His appointment as head coach of the national side was a surprise in that change was widely expected after the February-March World Cup, when several contracts are due to end.
The fact it happened yesterday is a clear sign by the NZC board that, unimpressed by the 4-0 ODI beating in Bangladesh a couple of months ago, the 5-0 ODI drubbing in India this month was an innings too far.
"We need to get this team back on track," NZC chief executive Justin Vaughan said yesterday, ever so slightly stating the obvious.
What they'd tried with Andy Moles and Mark Greatbatch in the last two years has not done the trick, so NZC have turned to the people's choice.
The former test opener and captain is a man with straightforward views on the game and how it should be played.
"I know it'll be hard," Wright said.
"I know we'll have some good and bad days. Winning and losing is part of the game but I would just like to put together a team that fights."
Wright, who coached India successfully for five years earlier in the decade, will also bring uncomplicated thinking on the importance of the players' job. "It's not about me, or whoever. It's about the team.
"When you're picked you are actually representing the 9-year-old in the street who wants to play for New Zealand, and some elderly gentleman listening on the radio.
"I think that's really important. It's a privilege to play for your country even in this day and age when there's lots of other opportunities."
Vaughan was at pains to point out Wright won't walk into the team room with a magic wand this week. "I don't believe it's a panacea," he said.
"Structural and coaching change will not immediately turn this team round. It will take dedication, hard work, persistence and a bit of patience.
"But I believe we're giving the best possible chance of success for the Pakistan tour and the World Cup."
Greatbatch keeps his place on the selection panel, as convenor, with incumbent Glenn Turner and new arrival, the under-19 selector and former test allrounder Lance Cairns.

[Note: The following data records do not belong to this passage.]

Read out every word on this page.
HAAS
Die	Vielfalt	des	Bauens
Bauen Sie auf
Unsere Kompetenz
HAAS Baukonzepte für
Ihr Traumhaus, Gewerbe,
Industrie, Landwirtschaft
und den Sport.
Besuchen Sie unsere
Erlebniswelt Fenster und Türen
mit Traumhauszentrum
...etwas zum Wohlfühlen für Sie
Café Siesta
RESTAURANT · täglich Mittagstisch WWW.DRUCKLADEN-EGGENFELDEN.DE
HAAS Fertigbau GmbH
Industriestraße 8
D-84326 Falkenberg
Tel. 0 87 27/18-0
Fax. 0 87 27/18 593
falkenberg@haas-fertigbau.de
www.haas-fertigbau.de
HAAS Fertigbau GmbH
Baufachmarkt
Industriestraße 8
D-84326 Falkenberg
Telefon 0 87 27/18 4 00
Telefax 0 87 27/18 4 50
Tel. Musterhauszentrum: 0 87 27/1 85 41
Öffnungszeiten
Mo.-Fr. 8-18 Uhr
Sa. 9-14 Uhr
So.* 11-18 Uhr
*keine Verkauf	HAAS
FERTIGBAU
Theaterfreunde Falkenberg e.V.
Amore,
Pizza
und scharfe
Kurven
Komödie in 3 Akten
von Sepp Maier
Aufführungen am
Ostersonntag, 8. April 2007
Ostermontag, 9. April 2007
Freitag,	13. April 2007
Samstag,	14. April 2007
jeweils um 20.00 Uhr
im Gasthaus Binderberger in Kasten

Captain Dan Vettori is off the panel, but Wright has no doubt about his importance to what lies ahead.
"He's far and away our best cricketer. He leads by example and I hope he wants to keep leading."

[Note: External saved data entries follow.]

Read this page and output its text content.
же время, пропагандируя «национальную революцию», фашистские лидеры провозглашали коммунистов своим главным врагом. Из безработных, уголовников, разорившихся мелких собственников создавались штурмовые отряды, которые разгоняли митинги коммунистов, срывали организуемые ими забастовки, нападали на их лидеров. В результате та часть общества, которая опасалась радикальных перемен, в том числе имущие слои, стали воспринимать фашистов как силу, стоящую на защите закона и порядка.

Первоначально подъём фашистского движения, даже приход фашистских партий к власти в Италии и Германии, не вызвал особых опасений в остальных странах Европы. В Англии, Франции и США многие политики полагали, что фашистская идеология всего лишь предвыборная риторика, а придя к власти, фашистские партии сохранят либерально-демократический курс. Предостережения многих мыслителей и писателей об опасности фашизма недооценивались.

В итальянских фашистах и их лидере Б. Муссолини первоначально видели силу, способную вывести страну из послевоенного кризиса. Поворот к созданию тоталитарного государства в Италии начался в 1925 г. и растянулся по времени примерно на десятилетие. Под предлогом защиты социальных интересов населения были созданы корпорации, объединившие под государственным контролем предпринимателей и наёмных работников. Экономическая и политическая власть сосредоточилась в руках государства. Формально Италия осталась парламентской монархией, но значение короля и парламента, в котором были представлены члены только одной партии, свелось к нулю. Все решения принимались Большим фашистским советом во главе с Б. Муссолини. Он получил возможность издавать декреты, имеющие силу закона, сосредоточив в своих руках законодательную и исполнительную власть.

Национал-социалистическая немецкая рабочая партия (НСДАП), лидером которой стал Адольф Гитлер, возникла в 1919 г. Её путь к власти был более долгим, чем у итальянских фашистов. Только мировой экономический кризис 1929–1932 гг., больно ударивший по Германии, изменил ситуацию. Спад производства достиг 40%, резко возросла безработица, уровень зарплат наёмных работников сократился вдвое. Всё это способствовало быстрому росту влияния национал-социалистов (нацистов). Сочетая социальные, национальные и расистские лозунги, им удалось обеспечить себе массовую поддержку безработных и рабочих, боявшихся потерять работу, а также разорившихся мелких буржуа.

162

One of the elements Wright insisted upon before taking the job was that Vettori was happy for him to step up.
Wright, who remains New Zealand's third highest test runmaker behind only Stephen Fleming and Martin Crowe, took over India in 2000 when they were at a low point.

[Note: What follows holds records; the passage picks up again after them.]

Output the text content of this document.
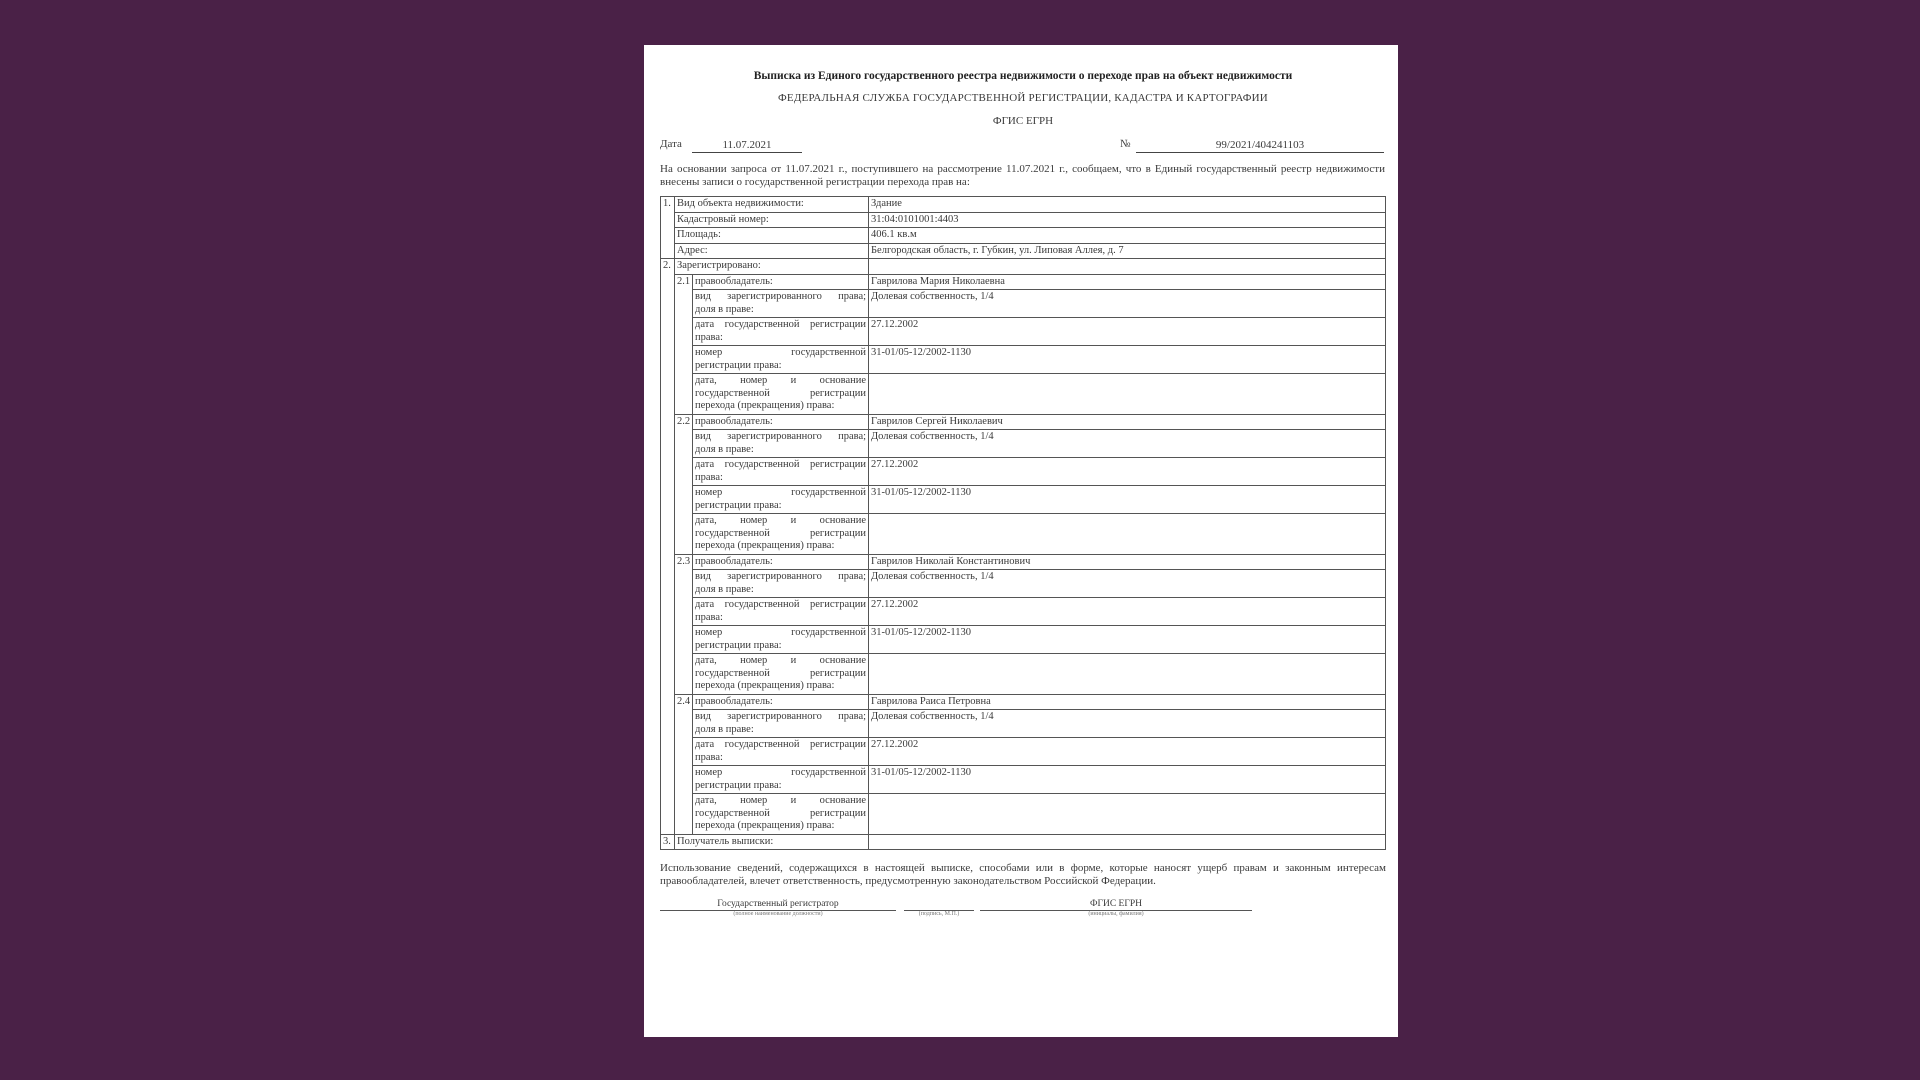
Выписка из Единого государственного реестра недвижимости о переходе прав на объект недвижимости
ФЕДЕРАЛЬНАЯ СЛУЖБА ГОСУДАРСТВЕННОЙ РЕГИСТРАЦИИ, КАДАСТРА И КАРТОГРАФИИ
ФГИС ЕГРН
Дата	11.07.2021	№	99/2021/404241103
На основании запроса от 11.07.2021 г., поступившего на рассмотрение 11.07.2021 г., сообщаем, что в Единый государственный реестр недвижимости внесены записи о государственной регистрации перехода прав на:
1.	Вид объекта недвижимости:		Здание
	Кадастровый номер:		31:04:0101001:4403
	Площадь:		406.1 кв.м
	Адрес:		Белгородская область, г. Губкин, ул. Липовая Аллея, д. 7
2.	Зарегистрировано:		
	2.1	правообладатель:	Гаврилова Мария Николаевна

		вид зарегистрированного права;
доля в праве:	Долевая собственность, 1/4

		дата государственной регистрации
права:	27.12.2002

		номер государственной
регистрации права:	31-01/05-12/2002-1130

		дата, номер и основание
государственной регистрации
перехода (прекращения) права:	
	2.2	правообладатель:	Гаврилов Сергей Николаевич

		вид зарегистрированного права;
доля в праве:	Долевая собственность, 1/4

		дата государственной регистрации
права:	27.12.2002

		номер государственной
регистрации права:	31-01/05-12/2002-1130

		дата, номер и основание
государственной регистрации
перехода (прекращения) права:	
	2.3	правообладатель:	Гаврилов Николай Константинович

		вид зарегистрированного права;
доля в праве:	Долевая собственность, 1/4

		дата государственной регистрации
права:	27.12.2002

		номер государственной
регистрации права:	31-01/05-12/2002-1130

		дата, номер и основание
государственной регистрации
перехода (прекращения) права:	
	2.4	правообладатель:	Гаврилова Раиса Петровна

		вид зарегистрированного права;
доля в праве:	Долевая собственность, 1/4

		дата государственной регистрации
права:	27.12.2002

		номер государственной
регистрации права:	31-01/05-12/2002-1130

		дата, номер и основание
государственной регистрации
перехода (прекращения) права:	
3.	Получатель выписки:		
Использование сведений, содержащихся в настоящей выписке, способами или в форме, которые наносят ущерб правам и законным интересам правообладателей, влечет ответственность, предусмотренную законодательством Российской Федерации.
Государственный регистратор
(полное наименование должности)	(подпись, М.П.)
ФГИС ЕГРН
(инициалы, фамилия)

He had the right touch for a team loaded with superstars - they turned a 0-1 deficit to Australia into a remarkable 2-1 test series win - then steered India to the 2003 World Cup final.
After five years he returned home and has been involved in NZC's high performance operations.
New Zealand will be a markedly different proposition to the Indians of Ganguly, Tendulkar, Dravid, Laxman and Harbhajan Singh.
Drums have been beating steadily louder for Wright to be given his chance as New Zealand have gone through a wretched run, which now stands at 11 successive ODI losses, all on the sub-continent.
Out of 37 international games across the three forms this year, New Zealand have won only 12 - and five of those were at home to Bangladesh at the start of 2010.
Wright made it plain yesterday that "I've had a few faults myself" and pointed out the key is gathering people together who are compatible and use each other's strengths.
He has a few people in mind for roles within the revised setup. Wright made it clear it's likely to be a leaner operation. "I've always favoured less rather than more and I don't expect that to change. Personally I like close, tight teams. Everyone has to be busy."
First job? "Just getting to know the players, getting their confidence and trust."
It promises to be an intriguing next three months.